Actually, Membrain answered the question much more succinctly, but I still had a good time. Thanks for reading.


  1. Old Blue,

    I wish I had something better or more insightful to say. Being new to COIN, and just starting to scratch the surface, I can still see the lack of preparation our soldiers are receiving; and this is only from anecdotal evidence!

    The Marines are much more adept at picking up new stuff; for instance, they took Boyd's OODA and made it their own, almost before anyone else even knew it existed.

    I'm still flabbergasted to find mid level NCOs and even senior O4-6s without any knowledge of Galula. That's a link to his Pacification in Algiers, BTW.

    Anyway, I just wanted to thank you for your efforts. Keep up the good work!

    Albert A Rasch
    The Rasch Outdoor Chronicles
    The Range Reviews: Tactical

  2. The Thunder Run has linked to this post in the blog post From the Front: 03/10/2009 News and Personal dispatches from the front and the home front.

  3. "So they just send the jobs instead."


  4. I have a bit of a different perspective having spent the past eight months at the National Training Center training units preparing for deployment to Iraq and Afghanistan. Having had the opportunity to work closely with seven different battalions I would say that leadership at all echelons have a pretty good understanding of COIN and not just from reading, but from actually trying to implement our doctrine. I have only seen one unit who had what I would call a counter-guerrilla focus and they had many aspects of COIN within their operational design.

    We try to build a scenario for the training unit that requires them to balance both lethal and non-lethal operations.
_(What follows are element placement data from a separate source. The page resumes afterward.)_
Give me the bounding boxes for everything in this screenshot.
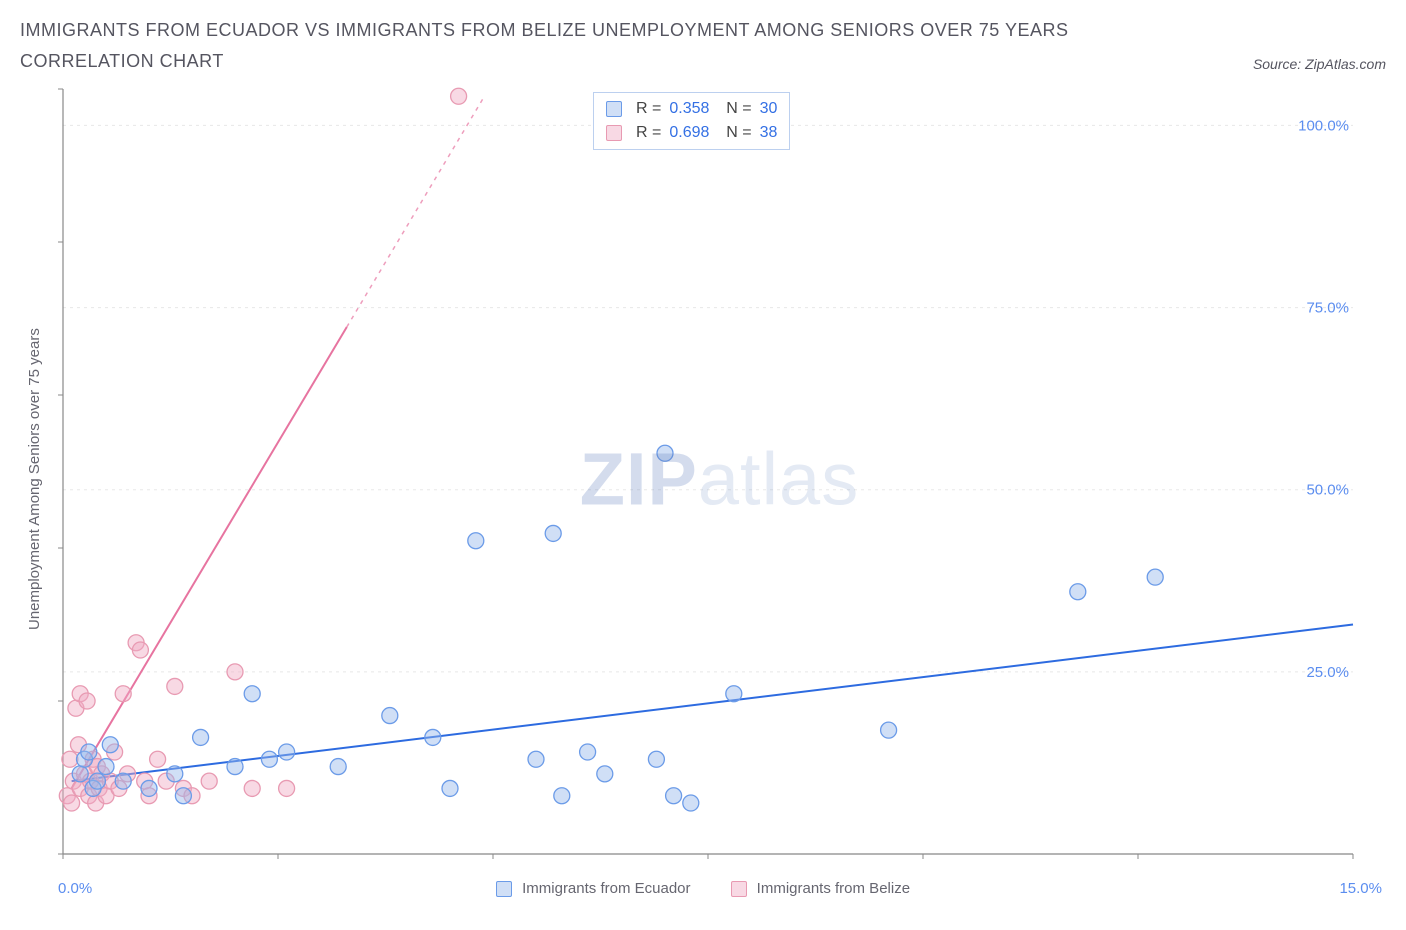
svg-text:75.0%: 75.0% (1306, 300, 1349, 317)
svg-text:100.0%: 100.0% (1298, 118, 1349, 135)
swatch-ecuador (496, 881, 512, 897)
x-tick-min: 0.0% (58, 880, 92, 897)
svg-text:25.0%: 25.0% (1306, 664, 1349, 681)
stats-legend-box: R = 0.358 N = 30R = 0.698 N = 38 (593, 92, 790, 150)
chart-svg: 25.0% 50.0% 75.0% 100.0% (53, 84, 1363, 874)
source-label: Source: ZipAtlas.com (1253, 56, 1386, 76)
swatch-belize (731, 881, 747, 897)
svg-text:50.0%: 50.0% (1306, 482, 1349, 499)
stats-row: R = 0.358 N = 30 (606, 97, 777, 121)
legend-item-belize: Immigrants from Belize (731, 880, 911, 897)
scatter-plot: 25.0%50.0%75.0%100.0% ZIPatlas R = 0.358… (53, 84, 1386, 874)
stats-row: R = 0.698 N = 38 (606, 121, 777, 145)
x-tick-max: 15.0% (1339, 880, 1382, 897)
bottom-legend: 0.0% Immigrants from Ecuador Immigrants … (20, 880, 1386, 897)
y-axis-label: Unemployment Among Seniors over 75 years (20, 84, 49, 874)
chart-title: IMMIGRANTS FROM ECUADOR VS IMMIGRANTS FR… (20, 15, 1120, 76)
legend-item-ecuador: Immigrants from Ecuador (496, 880, 691, 897)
While our scenario includes demonstrations (which I believe relevant since I had to deal with several during my time in Baghdad in 2007) it also includes sectarian tensions, mortar and rocket fire, complex attacks, and of course the various types of IEDs. Units also have to deal with local and provincial government, PRTs, ISF/ANSF, and local police. They have to develop projects along with the local civil leaders and their PRT. We are also placing greater emphasis on partnering with host nation security forces.

    We have over two thousand role players to include hundreds of Iraqis or Afghanis depending upon the focus of the rotation to add texture to the environment.

    Every battalion commander I have worked with has developed a pretty solid campaign plan which encompasses several lines of effort to include governance, economic development and information operations in addition to security.

    We take a hard look at how units are doing on what we have labeled Individual Skills in a COIN Environment which includes negotion skills, language skills, counter IED, counter sniper, and every Soldier a sensor and ambassador.

    We also try very hard to stay abreast of latest developments in TTP in theater from both Iraq and Afghanistan and try to incorporate best practices into our training and leader teaches. We try to pull lessons learned from OCs who have just returned from deployment and also try to maintain contact with units in theater. We also send OCs in theater to gather information and best practices. We have included State Department personnel, Law Enforcement Professionals, and the Assymetric Warfare Group to name just a few of the organizations we try to bring into our training.

    We have also worked hard along with JIEDO to try to get units to focus not just on force protection to defeat the IED, but to use intelligence and developing relationships with the people to more effectively identify and target the insurgent network.

    This training is much more complex and advanced than it was when I came through here with my battalion in 2006 and we seek to improve how we replicate the environment in theater for both Iraq and Afghanistan. Bottom line is I think we have come a long way in understanding the COIN fight and it has become institutionalized in the way we train and prepare units for deployment. While we can't duplicate the environment any unit may face, I believe all the maneuver training centers do a pretty damn good job of replicating many of the conditions units will face and force them to think through complex problems in an ambiguous environment.